Do not make conclusions from profiling in debug mode

There is approximately a 3-6 speedup difference between debug and release mode.

Performance optimizations in release mode does not improve the performance uniformly across the program, so the bottleneck in debug mode might not be as in release mode.

Confirmation bias

A typical programmer mistake is basing decisions on hypothesis formed prior to testing.

In general, there are more ways a hypothesis can be wrong than there are ways it can be right.

When beliefs are formed prior to testing, it is easy to design tests to confirm the hypothesis, while lacking tests to check for cases that indicate the hypothesis is false.

Example:

Alice believes that drawing triangles clockwise is faster than drawing them counter clockwise. She thinks of a specific use case when clockwise might be faster, and then writes a test to check it. However, she forgot to think of other use cases where counter clockwise might be faster.

Optimize bottlenecks

Profiling is about finding where optimization is most beneficial.

The most essential thing about bottlenecks: Some improvements are order of magnitudes more important than others.

Only because improving X is possible, does not prove that it is the most important thing to do.

Example:

Alice knows that drawing triangles clockwise than counter clockwise might improve performance 50%. However, the 50% is only called once, so the actual improvement is 0.0005% of total time. If Alice used profiling to find the bottleneck first, she could improved performance with 0.05%. Optimizing the bottleneck is 100x more important in this case.

Performance is often not the only goal

Whenever there is a finite amount of multiple resources, a single goal might lead to waste of resources.

Because performance is easy to measure, it is also harder to communicate the importance of other goals.

Examples:

  • Ergonomics
  • Conceptually simple design
  • Finishing within 2 years? 5 years?
  • Cost of brain cycles when maintaining project
  • Portability

Different setup, different performance characteristics

This is a major reason why a single profiling test should NOT be used blindly to make major decisions:

  • Some hardware architectures are faster at certain operations than others
  • Background tasks creating noise when profiling
  • Different operating systems have in-deterministic differences in multi-thread behavior
  • Bugs in graphics drivers
  • Different versions of the Rust compiler
  • In-deterministic application logic

Example:

Alice has a desktop background that changes with an animated transition every 5 minutes. This causes the program to slow down in one case, leading Alice to draw the wrong conclusion about the results.

Benchmark mode

All performance measurements have errors, but this varies depending on the method used.

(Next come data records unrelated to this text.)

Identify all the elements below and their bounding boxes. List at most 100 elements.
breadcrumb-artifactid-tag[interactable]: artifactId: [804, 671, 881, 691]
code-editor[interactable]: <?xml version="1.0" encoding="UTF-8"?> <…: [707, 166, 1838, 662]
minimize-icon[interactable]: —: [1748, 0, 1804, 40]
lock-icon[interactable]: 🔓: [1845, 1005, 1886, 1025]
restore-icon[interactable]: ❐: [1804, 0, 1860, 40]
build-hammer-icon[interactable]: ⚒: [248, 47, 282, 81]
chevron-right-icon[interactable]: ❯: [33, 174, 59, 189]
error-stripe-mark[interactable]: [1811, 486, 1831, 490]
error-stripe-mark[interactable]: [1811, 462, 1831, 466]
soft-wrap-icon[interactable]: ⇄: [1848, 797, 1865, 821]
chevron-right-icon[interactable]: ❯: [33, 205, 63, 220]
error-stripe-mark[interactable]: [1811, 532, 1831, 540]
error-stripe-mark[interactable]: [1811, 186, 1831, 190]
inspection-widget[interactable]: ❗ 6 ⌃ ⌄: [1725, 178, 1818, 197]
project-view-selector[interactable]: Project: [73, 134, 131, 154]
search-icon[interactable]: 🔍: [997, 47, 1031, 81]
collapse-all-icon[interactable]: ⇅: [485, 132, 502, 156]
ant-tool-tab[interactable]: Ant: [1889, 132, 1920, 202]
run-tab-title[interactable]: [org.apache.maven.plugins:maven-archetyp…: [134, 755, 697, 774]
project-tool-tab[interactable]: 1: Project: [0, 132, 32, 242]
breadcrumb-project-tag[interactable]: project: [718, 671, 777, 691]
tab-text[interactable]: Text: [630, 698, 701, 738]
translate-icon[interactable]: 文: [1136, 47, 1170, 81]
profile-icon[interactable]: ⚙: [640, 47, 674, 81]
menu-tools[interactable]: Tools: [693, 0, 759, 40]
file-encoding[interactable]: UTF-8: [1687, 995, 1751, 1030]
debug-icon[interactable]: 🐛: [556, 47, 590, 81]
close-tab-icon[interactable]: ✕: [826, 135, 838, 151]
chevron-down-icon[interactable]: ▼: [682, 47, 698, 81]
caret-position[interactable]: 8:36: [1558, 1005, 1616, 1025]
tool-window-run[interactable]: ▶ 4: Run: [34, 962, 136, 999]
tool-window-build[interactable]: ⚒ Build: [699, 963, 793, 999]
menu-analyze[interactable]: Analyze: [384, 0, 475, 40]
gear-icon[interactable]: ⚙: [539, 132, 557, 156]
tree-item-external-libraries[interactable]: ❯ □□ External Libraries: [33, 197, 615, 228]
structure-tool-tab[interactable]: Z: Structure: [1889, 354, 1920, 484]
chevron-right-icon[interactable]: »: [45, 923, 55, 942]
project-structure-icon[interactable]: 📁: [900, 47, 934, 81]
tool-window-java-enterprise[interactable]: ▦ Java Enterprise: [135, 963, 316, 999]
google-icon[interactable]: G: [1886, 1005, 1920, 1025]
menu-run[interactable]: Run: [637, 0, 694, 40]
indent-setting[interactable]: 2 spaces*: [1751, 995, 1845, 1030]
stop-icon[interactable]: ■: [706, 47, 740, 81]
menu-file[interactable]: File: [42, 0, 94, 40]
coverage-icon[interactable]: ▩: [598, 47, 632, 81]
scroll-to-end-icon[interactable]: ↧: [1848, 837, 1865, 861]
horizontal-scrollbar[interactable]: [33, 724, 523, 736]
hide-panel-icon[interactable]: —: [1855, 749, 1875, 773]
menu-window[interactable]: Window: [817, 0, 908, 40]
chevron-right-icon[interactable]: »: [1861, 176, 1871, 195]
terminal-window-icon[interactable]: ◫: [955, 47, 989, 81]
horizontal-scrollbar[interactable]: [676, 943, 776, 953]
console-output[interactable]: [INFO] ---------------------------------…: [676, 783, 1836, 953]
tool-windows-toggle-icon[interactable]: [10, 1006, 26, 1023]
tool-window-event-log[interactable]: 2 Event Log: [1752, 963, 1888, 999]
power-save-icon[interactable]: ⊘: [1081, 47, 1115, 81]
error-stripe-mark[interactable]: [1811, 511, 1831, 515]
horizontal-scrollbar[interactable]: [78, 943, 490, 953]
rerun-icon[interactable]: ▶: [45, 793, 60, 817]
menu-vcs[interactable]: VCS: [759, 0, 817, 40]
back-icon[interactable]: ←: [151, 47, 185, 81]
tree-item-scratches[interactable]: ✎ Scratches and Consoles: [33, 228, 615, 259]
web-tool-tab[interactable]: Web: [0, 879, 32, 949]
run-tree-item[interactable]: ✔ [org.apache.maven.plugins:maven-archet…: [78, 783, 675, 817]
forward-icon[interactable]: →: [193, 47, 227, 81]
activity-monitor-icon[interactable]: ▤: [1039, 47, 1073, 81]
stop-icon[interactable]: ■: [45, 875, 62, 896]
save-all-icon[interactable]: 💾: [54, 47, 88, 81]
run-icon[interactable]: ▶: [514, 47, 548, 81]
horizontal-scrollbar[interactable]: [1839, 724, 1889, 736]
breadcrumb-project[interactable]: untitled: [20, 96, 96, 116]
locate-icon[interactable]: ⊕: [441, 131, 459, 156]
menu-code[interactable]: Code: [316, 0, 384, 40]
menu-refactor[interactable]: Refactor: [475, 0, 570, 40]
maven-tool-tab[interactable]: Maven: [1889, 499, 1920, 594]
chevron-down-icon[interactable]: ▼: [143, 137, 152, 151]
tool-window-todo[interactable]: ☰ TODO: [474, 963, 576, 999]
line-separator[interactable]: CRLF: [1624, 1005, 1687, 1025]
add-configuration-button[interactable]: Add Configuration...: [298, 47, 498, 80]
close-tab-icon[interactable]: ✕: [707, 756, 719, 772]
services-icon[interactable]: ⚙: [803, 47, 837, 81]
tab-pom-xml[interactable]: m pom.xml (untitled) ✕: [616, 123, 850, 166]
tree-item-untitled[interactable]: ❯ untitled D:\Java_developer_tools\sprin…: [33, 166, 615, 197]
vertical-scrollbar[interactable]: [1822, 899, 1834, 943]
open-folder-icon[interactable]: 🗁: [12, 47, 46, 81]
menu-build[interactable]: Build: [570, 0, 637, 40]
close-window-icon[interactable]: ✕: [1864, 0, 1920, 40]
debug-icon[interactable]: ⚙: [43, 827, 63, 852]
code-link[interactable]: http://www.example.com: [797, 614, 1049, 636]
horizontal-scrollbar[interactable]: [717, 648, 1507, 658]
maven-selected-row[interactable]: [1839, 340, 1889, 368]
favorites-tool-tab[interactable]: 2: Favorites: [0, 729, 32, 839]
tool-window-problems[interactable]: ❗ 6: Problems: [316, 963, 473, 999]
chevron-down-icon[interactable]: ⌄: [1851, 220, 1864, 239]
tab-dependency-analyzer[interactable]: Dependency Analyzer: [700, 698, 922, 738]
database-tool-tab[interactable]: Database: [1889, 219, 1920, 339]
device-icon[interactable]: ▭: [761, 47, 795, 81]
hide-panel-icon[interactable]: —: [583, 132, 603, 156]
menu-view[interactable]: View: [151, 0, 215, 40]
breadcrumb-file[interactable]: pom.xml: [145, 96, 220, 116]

One of the few reliable ways to test an entire game engine is to run the game loop in "benchmark mode".

The benchmark mode runs the game loop without thread sleeps or user input. If the application logic is deterministic, then two runs of the same program should take approximately same amount of time.

Example:

let mut frames = (0..2000).into_iter();
for e in events.bench_mode(true) {
    if let Some(_) = e.render_args() {
        if frames.next().is_none() { break; }
    }
}

Caveats:

  • Only measures the performance for a specific scene
  • Can only be used when in-deterministic behavior does not influence results

Tools for profiling

OSX: Instruments

Profiling in Rust

hprof is a way to profile in Rust code.

  • Notice that measuring time adds overhead, so this method can be unreliable on fine-tuned profiling data

Analysis

Making decisions based on profiling can be hard, but here are some thumb rules:

  • Changing a single setting and compare cases that are otherwise equal can lead to useful insights
  • There is always an unknown number of factors that affects the results, so don't draw conclusions like "X will always be faster than Y for all cases" when the cases are unknown
  • If behavior is in-deterministic, then "X is faster than Y" can be interpreted as "X is usually faster than Y"
  • Some algorithms can be tested automatically for O(N)

Testing for O(N)

In some cases, you want to know how performance scales with the number of inputs to an algorithm.

This can be done using this spreadsheet.

The method works as following:

  1. Find the coefficient in equation f(x) = a + b * x where x is an action performed repeatedly for N items
  2. If the algorithm is O(N), predict what b should be for another test case and compare

The graph in the spread sheetshows whether the algorithm is above linear or below.

If the prediction is 100%, then the b factor can be used to predict performance for larger N.

Run 3 times, delete slowest one

This technique when sharing data is useful to reduce background noise from other tasks running on the same computer.